Когда я читал это письмо, к глазам моим подступили слезы, а губы тронула улыбка.
Поэтому г-жа Смит, увидев выражение моего лица, спросила:
– Похоже, хорошая новость, дорогой зять?
– Да, матушка, замечательная: в этом письме меня извещают, что в субботу мне предоставят место и что с этой минуты мне не о чем беспокоиться.
И я передал письмо Дженни, которая прочла его и так же, как я, улыбнулась.
Так что наши бедные родители расстались с нами совершенно спокойные.
Распрощавшись с ними, я без малейшего промедления принялся писать ответ г-ну Дженкинсу.
Проводив отца и мать, Дженни застала меня за составлением письма; она не ошиблась, предположив, что я пишу ответ на письмо судьи.
Она оперлась на спинку моего стула и из-за моего плеча читала то, что я пишу.

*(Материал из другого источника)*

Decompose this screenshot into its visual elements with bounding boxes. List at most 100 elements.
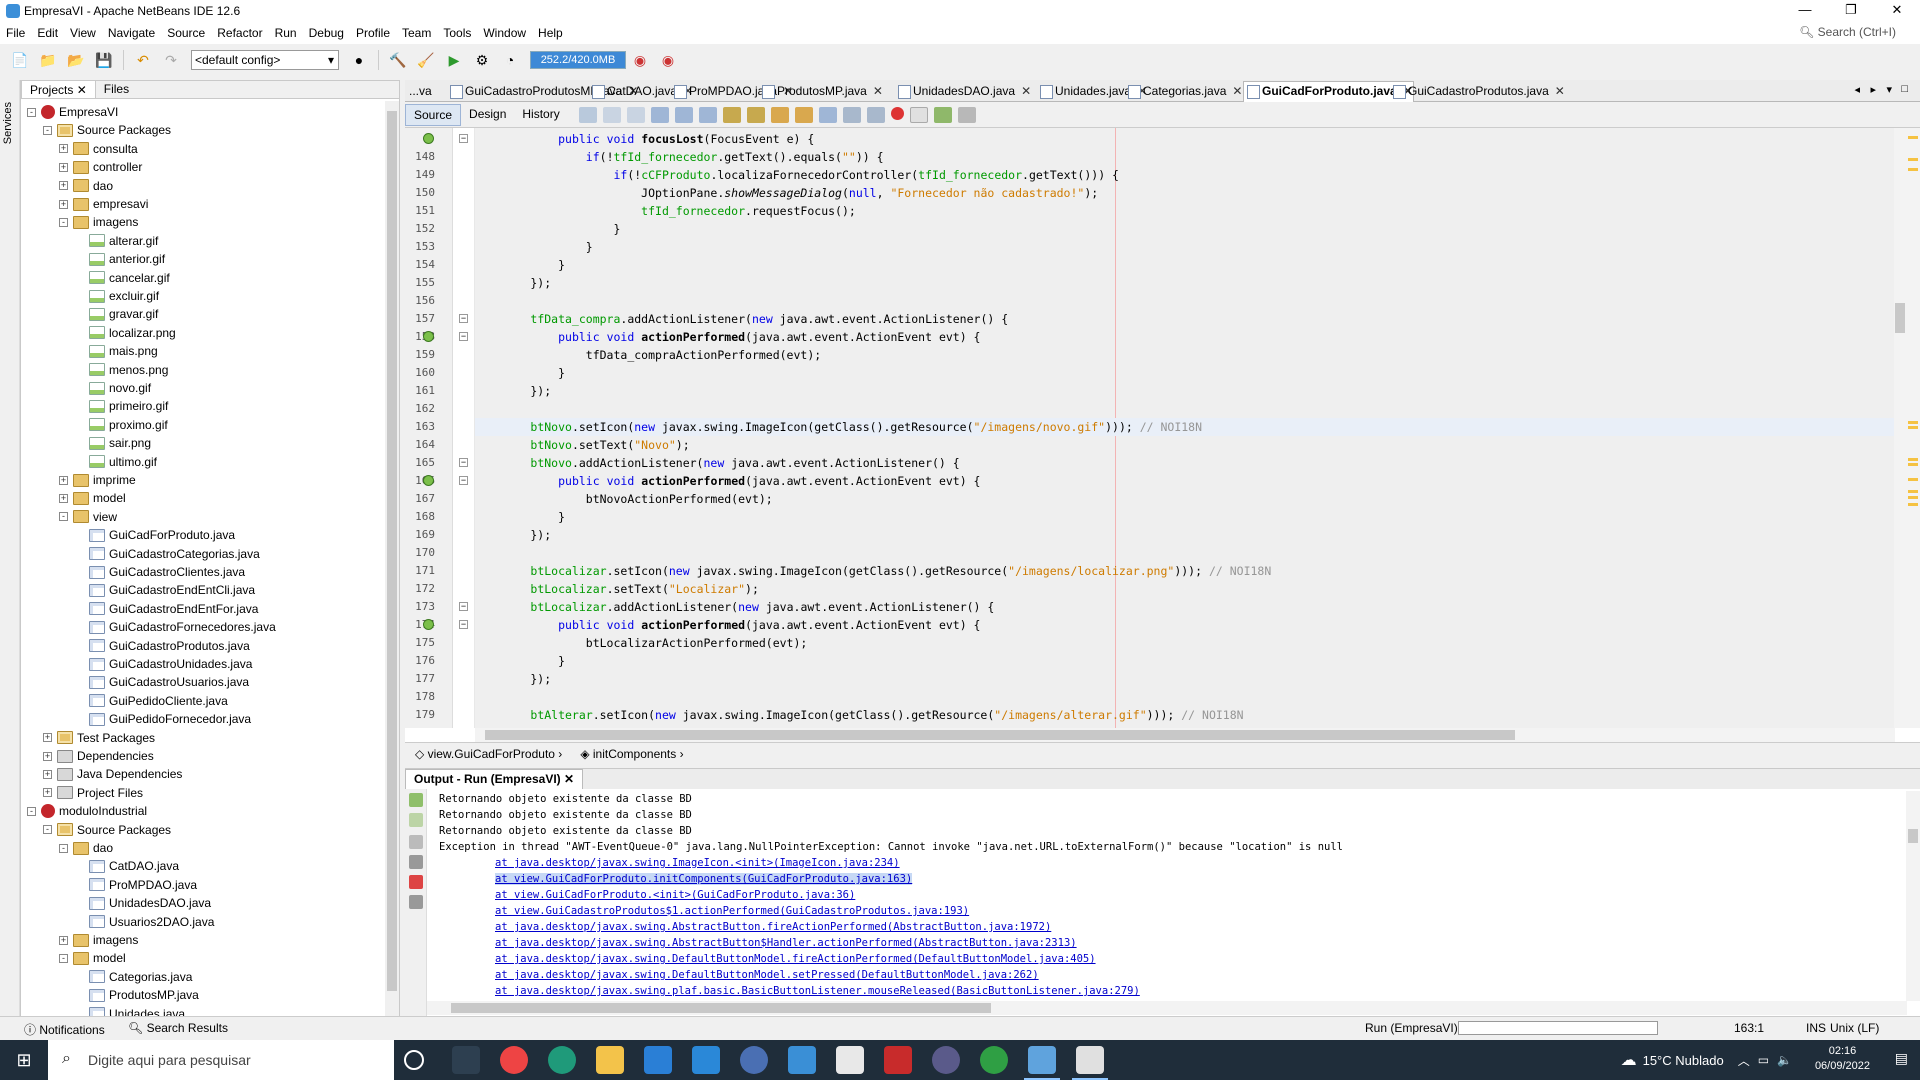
- tree-node[interactable]: proximo.gif: [75, 416, 168, 434]
- stripe-marker[interactable]: [1908, 478, 1918, 481]
- fold-toggle-icon[interactable]: −: [459, 332, 468, 341]
- debug-icon[interactable]: ⚙: [470, 49, 494, 71]
- expand-icon[interactable]: +: [43, 769, 52, 779]
- menu-run[interactable]: Run: [269, 26, 303, 40]
- tree-node[interactable]: cancelar.gif: [75, 269, 170, 287]
- stack-trace-link[interactable]: at java.desktop/javax.swing.plaf.basic.B…: [439, 983, 1879, 999]
- code-line[interactable]: tfData_compra.addActionListener(new java…: [475, 310, 1895, 328]
- expand-icon[interactable]: +: [59, 181, 68, 191]
- menu-navigate[interactable]: Navigate: [102, 26, 161, 40]
- code-line[interactable]: }: [475, 220, 1895, 238]
- stripe-marker[interactable]: [1908, 136, 1918, 139]
- stripe-marker[interactable]: [1908, 490, 1918, 493]
- stripe-marker[interactable]: [1908, 421, 1918, 424]
- expand-icon[interactable]: +: [59, 493, 68, 503]
- menu-window[interactable]: Window: [477, 26, 532, 40]
- notifications-button[interactable]: ⓘ Notifications: [24, 1021, 105, 1038]
- restore-button[interactable]: ❐: [1828, 0, 1874, 22]
- java-app-taskbar-icon[interactable]: [1072, 1046, 1108, 1080]
- toggle-highlight-icon[interactable]: [722, 106, 741, 123]
- run-icon[interactable]: ▶: [442, 49, 466, 71]
- menu-view[interactable]: View: [64, 26, 102, 40]
- gc-icon[interactable]: ◉: [628, 49, 652, 71]
- menu-help[interactable]: Help: [532, 26, 569, 40]
- expand-icon[interactable]: +: [59, 144, 68, 154]
- collapse-icon[interactable]: -: [59, 953, 68, 963]
- tree-node[interactable]: sair.png: [75, 434, 151, 452]
- stack-trace-link[interactable]: at view.GuiCadForProduto.<init>(GuiCadFo…: [439, 887, 1879, 903]
- editor-hscrollbar[interactable]: [475, 728, 1895, 742]
- tree-node[interactable]: menos.png: [75, 361, 168, 379]
- tree-node[interactable]: - Source Packages: [43, 821, 171, 839]
- menu-file[interactable]: File: [0, 26, 31, 40]
- save-all-icon[interactable]: 💾: [92, 49, 116, 71]
- code-line[interactable]: }: [475, 652, 1895, 670]
- tree-node[interactable]: + empresavi: [59, 195, 148, 213]
- profile-icon[interactable]: ◔: [498, 49, 522, 71]
- tree-node[interactable]: GuiCadastroProdutos.java: [75, 637, 250, 655]
- tree-node[interactable]: - Source Packages: [43, 121, 171, 139]
- fold-toggle-icon[interactable]: −: [459, 620, 468, 629]
- expand-icon[interactable]: +: [43, 733, 52, 743]
- code-line[interactable]: });: [475, 526, 1895, 544]
- tab-projects[interactable]: Projects ✕: [21, 80, 96, 98]
- settings-icon[interactable]: [409, 855, 423, 869]
- tree-node[interactable]: - EmpresaVI: [27, 103, 118, 121]
- code-line[interactable]: btNovo.setIcon(new javax.swing.ImageIcon…: [475, 418, 1895, 436]
- tree-node[interactable]: excluir.gif: [75, 287, 159, 305]
- tree-node[interactable]: Categorias.java: [75, 968, 192, 986]
- tree-node[interactable]: - moduloIndustrial: [27, 802, 147, 820]
- tree-node[interactable]: ProdutosMP.java: [75, 986, 199, 1004]
- tree-node[interactable]: + imagens: [59, 931, 138, 949]
- tree-node[interactable]: - imagens: [59, 213, 138, 231]
- fold-toggle-icon[interactable]: −: [459, 476, 468, 485]
- code-line[interactable]: btAlterar.setIcon(new javax.swing.ImageI…: [475, 706, 1895, 724]
- fold-toggle-icon[interactable]: −: [459, 314, 468, 323]
- tree-node[interactable]: UnidadesDAO.java: [75, 894, 211, 912]
- tab-output-run[interactable]: Output - Run (EmpresaVI) ✕: [405, 769, 584, 789]
- tree-node[interactable]: anterior.gif: [75, 250, 165, 268]
- undo-icon[interactable]: ↶: [131, 49, 155, 71]
- stack-trace-link[interactable]: at java.desktop/javax.swing.DefaultButto…: [439, 951, 1879, 967]
- editor-tab[interactable]: ...va: [405, 82, 432, 102]
- code-line[interactable]: [475, 544, 1895, 562]
- tree-node[interactable]: CatDAO.java: [75, 857, 179, 875]
- code-editor[interactable]: public void focusLost(FocusEvent e) { if…: [475, 128, 1895, 728]
- tree-node[interactable]: alterar.gif: [75, 232, 158, 250]
- cortana-icon[interactable]: [404, 1050, 424, 1070]
- editor-hscroll-thumb[interactable]: [485, 730, 1515, 740]
- tray-chevron-icon[interactable]: ︿: [1738, 1052, 1750, 1069]
- fold-toggle-icon[interactable]: −: [459, 458, 468, 467]
- collapse-icon[interactable]: -: [27, 107, 36, 117]
- stack-trace-link[interactable]: at view.GuiCadastroProdutos$1.actionPerf…: [439, 903, 1879, 919]
- breadcrumb-item[interactable]: ◇ view.GuiCadForProduto ›: [415, 747, 562, 761]
- override-marker-icon[interactable]: [423, 331, 434, 342]
- menu-refactor[interactable]: Refactor: [211, 26, 268, 40]
- tree-scrollbar[interactable]: [385, 101, 399, 1016]
- stripe-marker[interactable]: [1908, 503, 1918, 506]
- tree-node[interactable]: + imprime: [59, 471, 136, 489]
- forward-icon[interactable]: [626, 106, 645, 123]
- output-text[interactable]: Retornando objeto existente da classe BD…: [439, 791, 1879, 1001]
- stripe-marker[interactable]: [1908, 426, 1918, 429]
- minimize-button[interactable]: —: [1782, 0, 1828, 22]
- weather-text[interactable]: 15°C Nublado: [1643, 1053, 1724, 1068]
- toggle-rect-select-icon[interactable]: [746, 106, 765, 123]
- code-line[interactable]: tfId_fornecedor.requestFocus();: [475, 202, 1895, 220]
- stack-trace-link[interactable]: at java.desktop/javax.swing.AbstractButt…: [439, 919, 1879, 935]
- close-tab-icon[interactable]: ✕: [1021, 84, 1031, 98]
- expand-icon[interactable]: +: [59, 475, 68, 485]
- tab-design[interactable]: Design: [461, 104, 514, 126]
- code-line[interactable]: if(!tfId_fornecedor.getText().equals("")…: [475, 148, 1895, 166]
- stripe-marker[interactable]: [1908, 168, 1918, 171]
- stripe-marker[interactable]: [1908, 458, 1918, 461]
- close-tab-icon[interactable]: ✕: [1232, 84, 1242, 98]
- fold-toggle-icon[interactable]: −: [459, 602, 468, 611]
- notification-center-icon[interactable]: ▤: [1895, 1050, 1908, 1067]
- tree-node[interactable]: mais.png: [75, 342, 158, 360]
- editor-tab[interactable]: Categorias.java ✕: [1125, 82, 1242, 102]
- new-project-icon[interactable]: 📁: [36, 49, 60, 71]
- app-icon-white[interactable]: [836, 1046, 864, 1074]
- shift-left-icon[interactable]: [842, 106, 861, 123]
- code-line[interactable]: public void actionPerformed(java.awt.eve…: [475, 328, 1895, 346]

Я сообщал г-ну Дженкинсу, что готов в ближайшую субботу постучаться в дверь долговой тюрьмы, и просил его принять мою благодарность за его добрые слова обо мне.
Поставив под письмом свою подпись, я приготовился его запечатать, и тут Дженни протянула мне только что отложенное перо и сказала:
– Любимый мой Уильям, ты кое-что забыл.
– Что?
– Спросить, пустят ли меня в тюрьму вместе с тобой? Я обернулся: слезы затуманили мои глаза и, взяв обе руки Дженни, я горячо их поцеловал.

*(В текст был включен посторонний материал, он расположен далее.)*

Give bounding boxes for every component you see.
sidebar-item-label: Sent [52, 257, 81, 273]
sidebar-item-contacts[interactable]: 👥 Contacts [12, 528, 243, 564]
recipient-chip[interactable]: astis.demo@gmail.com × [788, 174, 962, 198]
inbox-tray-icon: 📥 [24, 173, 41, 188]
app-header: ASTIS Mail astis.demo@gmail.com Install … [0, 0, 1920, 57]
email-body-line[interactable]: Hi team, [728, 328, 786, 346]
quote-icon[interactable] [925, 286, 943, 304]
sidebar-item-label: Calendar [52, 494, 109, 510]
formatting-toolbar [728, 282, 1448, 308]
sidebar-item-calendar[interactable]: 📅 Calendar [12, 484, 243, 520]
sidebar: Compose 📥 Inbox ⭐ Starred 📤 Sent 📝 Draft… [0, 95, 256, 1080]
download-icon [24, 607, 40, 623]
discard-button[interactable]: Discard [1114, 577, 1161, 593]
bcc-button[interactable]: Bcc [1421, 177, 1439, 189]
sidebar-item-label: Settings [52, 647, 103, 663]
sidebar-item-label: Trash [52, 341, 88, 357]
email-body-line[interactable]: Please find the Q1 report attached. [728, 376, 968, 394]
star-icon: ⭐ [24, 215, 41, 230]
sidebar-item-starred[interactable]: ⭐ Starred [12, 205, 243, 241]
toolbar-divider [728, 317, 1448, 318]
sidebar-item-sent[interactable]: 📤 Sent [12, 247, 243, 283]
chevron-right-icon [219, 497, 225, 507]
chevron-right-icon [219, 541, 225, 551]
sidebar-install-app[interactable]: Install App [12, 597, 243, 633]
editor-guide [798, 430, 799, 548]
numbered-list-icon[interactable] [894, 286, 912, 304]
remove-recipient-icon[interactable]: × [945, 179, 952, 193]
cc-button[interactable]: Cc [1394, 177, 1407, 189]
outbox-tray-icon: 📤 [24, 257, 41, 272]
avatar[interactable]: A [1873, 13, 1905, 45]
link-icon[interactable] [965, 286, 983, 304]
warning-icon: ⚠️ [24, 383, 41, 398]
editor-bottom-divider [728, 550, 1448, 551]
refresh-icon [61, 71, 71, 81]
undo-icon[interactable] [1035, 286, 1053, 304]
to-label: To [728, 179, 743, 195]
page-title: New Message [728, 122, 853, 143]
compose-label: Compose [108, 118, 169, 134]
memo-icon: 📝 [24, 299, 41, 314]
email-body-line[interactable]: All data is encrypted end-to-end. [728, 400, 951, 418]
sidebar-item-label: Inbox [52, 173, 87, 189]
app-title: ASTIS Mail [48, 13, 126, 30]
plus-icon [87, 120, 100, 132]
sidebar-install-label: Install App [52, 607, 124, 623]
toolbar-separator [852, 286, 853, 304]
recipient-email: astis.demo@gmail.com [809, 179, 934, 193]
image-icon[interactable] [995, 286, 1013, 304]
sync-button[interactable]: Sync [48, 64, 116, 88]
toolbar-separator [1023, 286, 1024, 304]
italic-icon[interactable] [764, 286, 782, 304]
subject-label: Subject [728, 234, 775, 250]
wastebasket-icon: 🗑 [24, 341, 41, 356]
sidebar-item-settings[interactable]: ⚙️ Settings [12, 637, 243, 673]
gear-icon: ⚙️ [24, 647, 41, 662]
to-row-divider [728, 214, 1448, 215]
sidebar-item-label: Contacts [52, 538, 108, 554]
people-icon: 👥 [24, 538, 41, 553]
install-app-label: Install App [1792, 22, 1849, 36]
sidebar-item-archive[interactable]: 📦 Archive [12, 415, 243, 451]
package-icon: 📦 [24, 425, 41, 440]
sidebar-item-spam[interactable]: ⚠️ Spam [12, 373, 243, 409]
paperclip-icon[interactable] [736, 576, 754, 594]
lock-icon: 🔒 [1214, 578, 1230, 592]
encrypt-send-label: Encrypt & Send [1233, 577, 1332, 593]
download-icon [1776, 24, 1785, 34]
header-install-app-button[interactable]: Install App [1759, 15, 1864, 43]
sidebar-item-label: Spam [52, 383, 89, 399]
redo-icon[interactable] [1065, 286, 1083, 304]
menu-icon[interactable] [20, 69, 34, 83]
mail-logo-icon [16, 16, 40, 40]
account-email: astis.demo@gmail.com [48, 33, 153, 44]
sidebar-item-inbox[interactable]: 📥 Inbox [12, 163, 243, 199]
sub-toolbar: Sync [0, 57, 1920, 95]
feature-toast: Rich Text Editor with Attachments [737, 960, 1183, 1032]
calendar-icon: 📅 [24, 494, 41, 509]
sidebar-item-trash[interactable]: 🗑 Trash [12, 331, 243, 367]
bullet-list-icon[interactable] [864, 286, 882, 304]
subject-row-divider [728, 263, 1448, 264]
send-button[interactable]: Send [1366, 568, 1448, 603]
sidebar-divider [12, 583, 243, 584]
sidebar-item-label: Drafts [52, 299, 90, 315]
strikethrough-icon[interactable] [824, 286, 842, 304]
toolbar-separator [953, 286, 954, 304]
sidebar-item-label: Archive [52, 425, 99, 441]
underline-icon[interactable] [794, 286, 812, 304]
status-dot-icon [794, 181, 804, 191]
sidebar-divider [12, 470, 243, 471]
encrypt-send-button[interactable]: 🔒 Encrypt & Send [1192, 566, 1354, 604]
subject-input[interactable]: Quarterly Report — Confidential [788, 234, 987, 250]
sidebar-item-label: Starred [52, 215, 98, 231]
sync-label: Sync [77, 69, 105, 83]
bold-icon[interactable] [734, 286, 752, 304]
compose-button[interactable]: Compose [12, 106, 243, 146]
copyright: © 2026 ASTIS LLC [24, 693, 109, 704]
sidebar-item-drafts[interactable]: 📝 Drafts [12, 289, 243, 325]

– Ты – в тюрьме, моя Дженни! – вырвалось у меня. – Ты – в заключении! Ты – без воздуха, без цветов, без солнца! Это невозможно!
– Разве я не твоя жена, мой любимый, и разве мое место не там, где ты?
– Дженни, повторяю тебе: ты этого не выдержишь!
– Уж не думаешь ли ты, что я перенесу разлуку с тобой? Неужели ты считаешь, дорогой мой Уильям, что ты мне меньше нужен, нежели воздух, цветы и солнце? Напиши, мой друг, напиши и попроси у этого доброго господина Дженкинса местечко для меня в твоей тюрьме.
Я взял перо у Дженни и дописал то, о чем она просила.
О Петрус, Петрус, великий философ! Философ, оставшийся холостяком, чтобы не изменить философии, верите ли Вы, что Ваша ученая и добродетельная владычица в таких обстоятельствах, в каких оказался я, даст Вам утешение, равное тому, что дала мне Дженни?
Нет, и я заявляю: разве существует истинное несчастье, если Господь дозволяет перенести его вдвоем?
Шли дни, а в нашем положении ничего не менялось; я написал Вам, дорогой мой Петрус, в то же самое время, что и судье г-ну Дженкинсу, но мог ли я отныне надеяться на Вас и на Вашего брата?!